Should in-house counsel be permitted the remedy of an action for retaliatory discharge? 



(Clark, J.)  No.  In-house counsel should not be permitted the remedy of an action for retaliatory discharge.  Apparently Gambro (Defendant) discharged Valla (Plaintiff) in retaliation for his activities, and such discharge violated a clearly mandated public policy.  However, Plaintiff was not only an employee but also general counsel for Gambro (Defendant).  Under the Rules of Professional Conduct, an attorney shall disclose information regarding a client to the extent it appears necessary to prevent the client from committing an act that would result in death or serious bodily injury.  By seizing the dialyzers, the FDA indicates that their use would cause death or serious bodily injury.  Therefore, Plaintiff was under a mandate to report the sale of the dialyzers.  Unlike other employees who are confronted with the dilemma of whether to file for worker’s compensation and risk being fired or keep their jobs and lose their right to a remedy, Plaintiff did not have a choice regarding the course of action he could follow.  Plus, extending the tort of retaliatory discharge to in-house counsel would have an undesirable chilling effect on the attorney-client relationship between employers and their in-house counsel.  The trial court’s decision is affirmed


(Freeman, J.)  The lawyer’s ethical obligation is an inadequate safeguard for protecting the lives and property of Illinois citizens.  The incentive needed is recognition of a cause of action for retaliatory discharge.  Allowing a corporate employer to discharge its in-house counsel without fear of any sanction give the assistance and protection of the courts to crooks.  The majority overlooks the very real possibility that discharged in-house counsel will be stigmatized within the legal profession.

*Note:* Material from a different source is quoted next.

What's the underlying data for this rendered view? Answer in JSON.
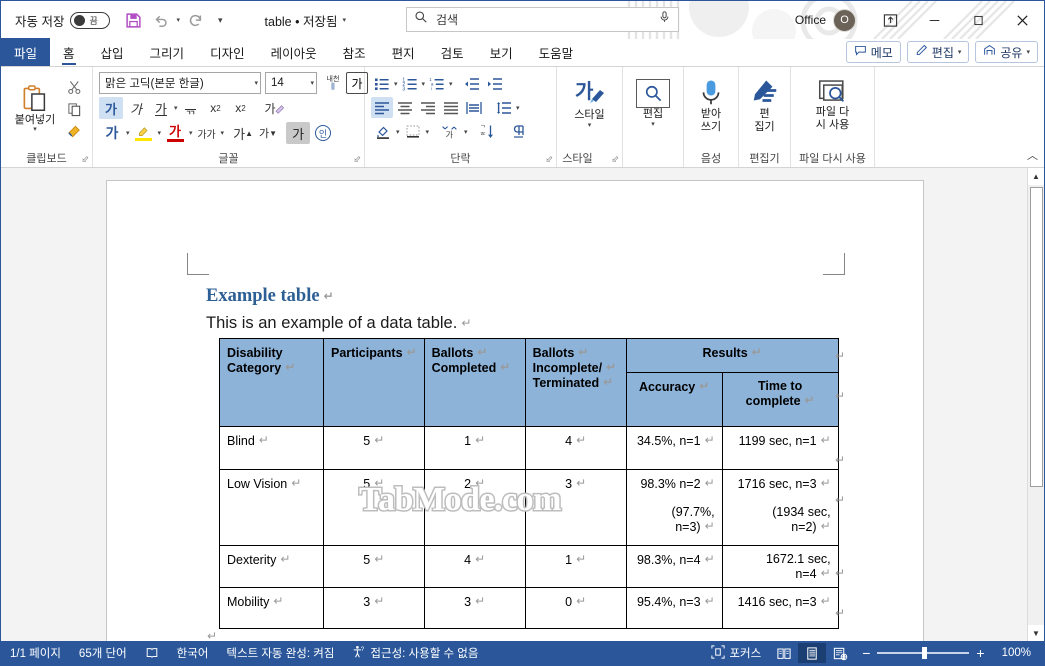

In general, a client may discharge his attorney at any time, with or without cause.  This rule applies equally to in-house and outside counsel.  Employers might hesitate to seek advice from their in-house counsel regarding potentially questionable corporate conduct knowing that their in-house counsel could use this information in a retaliatory discharge suit.  The Illinois version of the confidentiality rule imposes a mandatory duty of disclosure instead of the permissive rule of disclosure embodied in the ABA Model Rule 1.